Cubist filed the lawsuit in response to an Abbreviated New Drug Application (ANDA) filed by TPM seeking US Food and Drug Administration (FDA) approval to market a generic version of daptomycin prior to the expiration of Cubist's patent rights. Daptomycin is marketed in the US and internationally under the brand name Cubicin (daptomycin for injection) as therapy for serious skin and bloodstream infections caused by certain Gram-positive bacteria.

Cubist's president and CEO Michael W Bonney said, "We have confidence in our patents and will continue to take all appropriate actions needed to protect our intellectual property rights related to Cubicin."

Under current US law, the filing of the lawsuit automatically prevents the FDA from approving the ANDA for 30 months from Cubist's receipt of TPM's Paragraph IV notification letter in February 2009 unless the court enters judgment in favour of TPM in less than 30 months, or finds that a party has failed to cooperate reasonably to expedite the lawsuit.

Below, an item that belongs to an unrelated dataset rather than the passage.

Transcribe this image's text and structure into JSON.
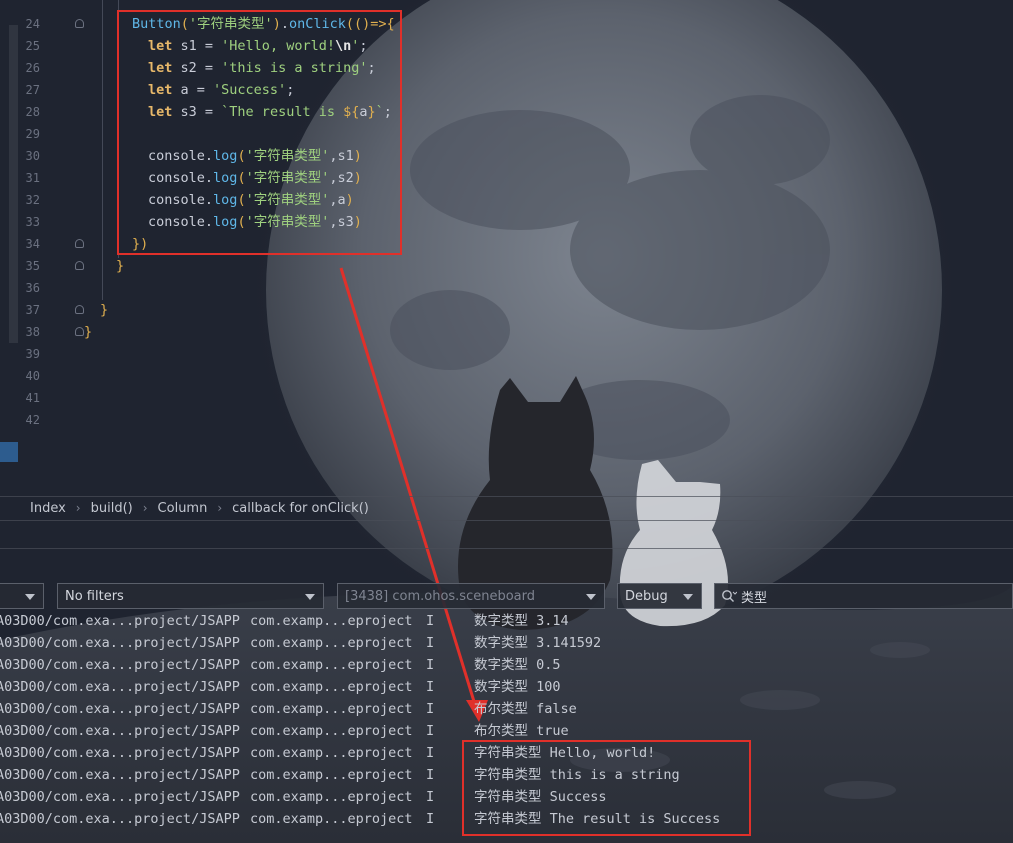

Cubicin is approved in the US and many other markets as therapy for serious skin and bloodstream infections caused by certain Gram-positive bacteria. CUBICIN is currently the only once-daily bactericidal antibiotic approved in the U.S. for the treatment of complicated skin and skin structure infections caused by susceptible strains of the following Gram-positive microorganisms: Staphylococcus aureus (including methicillin-resistant and methicillin susceptible strains), Streptococcus pyogenes, S. agalactiae, S. dysgalactiae subsp. equisimilis and Enterococcus faecalis (vancomycin-susceptible strains only). CUBICIN is also approved in the U.S. as therapy for bloodstream infections (bacteremia), including right-sided endocarditis, caused by S. aureus. CUBICIN is not indicated for the treatment of pneumonia. Most adverse events reported in clinical trials were mild to moderate in intensity. The most common were anemia, constipation, diarrhea, nausea, vomiting, injection site reactions, and headache. To reduce the development of drug-resistant bacteria and maintain the effectiveness of CUBICIN, CUBICIN should be used only to treat or prevent infections that are proven or strongly suspected to be caused by bacteria susceptible to CUBICIN. For full prescribing information, visit www.cubicin.com.

Cubist Pharma is a biopharmaceutical company focused on the research, development, and commercialization of pharmaceutical products that address unmet medical needs in the acute care environment.